As Amy Grant’s crew was setting up for her concert in mid September, the Christian singer ventured over into Walla Walla Point Park to stretch her legs. During her concert that night, she raved about the arena’s setting and the community.
World photo/Don Seabrook
On the last day of the month, lawmakers, state officials and representatives from all nine municipalities that helped build the center crowded into a room just off the main ice rink to talk about how to pay for the place.

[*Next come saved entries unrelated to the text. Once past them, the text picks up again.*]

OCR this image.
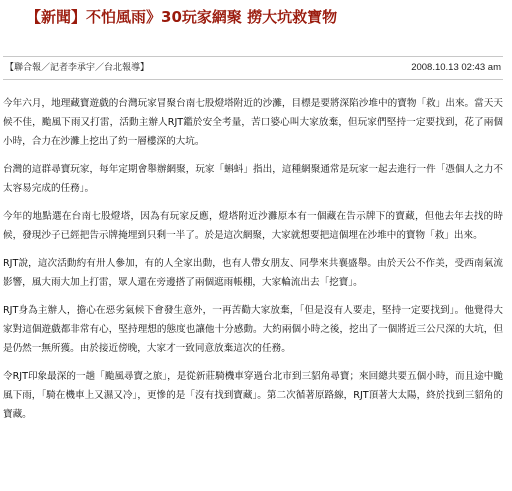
【新聞】不怕風雨》30玩家網聚 撈大坑救寶物
【聯合報／記者李承宇／台北報導】	2008.10.13 02:43 am

今年六月，地理藏寶遊戲的台灣玩家冒聚台南七股燈塔附近的沙灘，目標是要將深陷沙堆中的寶物「救」出來。當天天候不佳，颱風下雨又打雷，活動主辦人RJT鑑於安全考量，苦口婆心叫大家放棄，但玩家們堅持一定要找到，花了兩個小時，合力在沙灘上挖出了約一層樓深的大坑。

台灣的這群尋寶玩家，每年定期會舉辦網聚，玩家「蝌蚪」指出，這種網聚通常是玩家一起去進行一件「憑個人之力不太容易完成的任務」。

今年的地點選在台南七股燈塔，因為有玩家反應，燈塔附近沙灘原本有一個藏在告示牌下的寶藏，但他去年去找的時候，發現沙子已經把告示牌掩埋到只剩一半了。於是這次網聚，大家就想要把這個埋在沙堆中的寶物「救」出來。

RJT說，這次活動約有卅人參加，有的人全家出動，也有人帶女朋友、同學來共襄盛舉。由於天公不作美，受西南氣流影響，風大雨大加上打雷，眾人還在旁邊搭了兩個遮雨帳棚，大家輪流出去「挖寶」。

RJT身為主辦人，擔心在惡劣氣候下會發生意外，一再苦勸大家放棄，「但是沒有人要走，堅持一定要找到」。他覺得大家對這個遊戲都非常有心，堅持理想的態度也讓他十分感動。大約兩個小時之後，挖出了一個將近三公尺深的大坑，但是仍然一無所獲。由於接近傍晚，大家才一致同意放棄這次的任務。

令RJT印象最深的一趟「颱風尋寶之旅」，是從新莊騎機車穿過台北市到三貂角尋寶；來回總共要五個小時，而且途中颱風下雨，「騎在機車上又濕又冷」，更慘的是「沒有找到寶藏」。第二次循著原路線，RJT頂著大太陽，終於找到三貂角的寶藏。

Assistant state Treasurer Wolfgang Opitz reminded the group that there was much enthusiasm surrounding the construction of “this beautiful building” three years ago. Somewhere along the way, though, something got broke and the building has not been able to pay for itself. Now it’s up to the community to figure out how to do it, he said.
Since then, the calender continues to tick closer to the Dec. 1 deadline for repaying the current short-term debt on the arena. The chance of avoiding defaults seems less and less likely. And the debate, accusations, anger, defiance and uncertainty surrounding how it will be paid for continues to weigh heavily on the facility and its staff.
So Mattson sits in his small office, busily preparing for the arena’s next events, making sure the ice is always prepared for each daily user group, and trying to save as much money as he can on operations.
“Wenatchee really doesn’t know what it has here,” Mattson said. “We have a crown jewel of a building that is busy nearly all of the time.”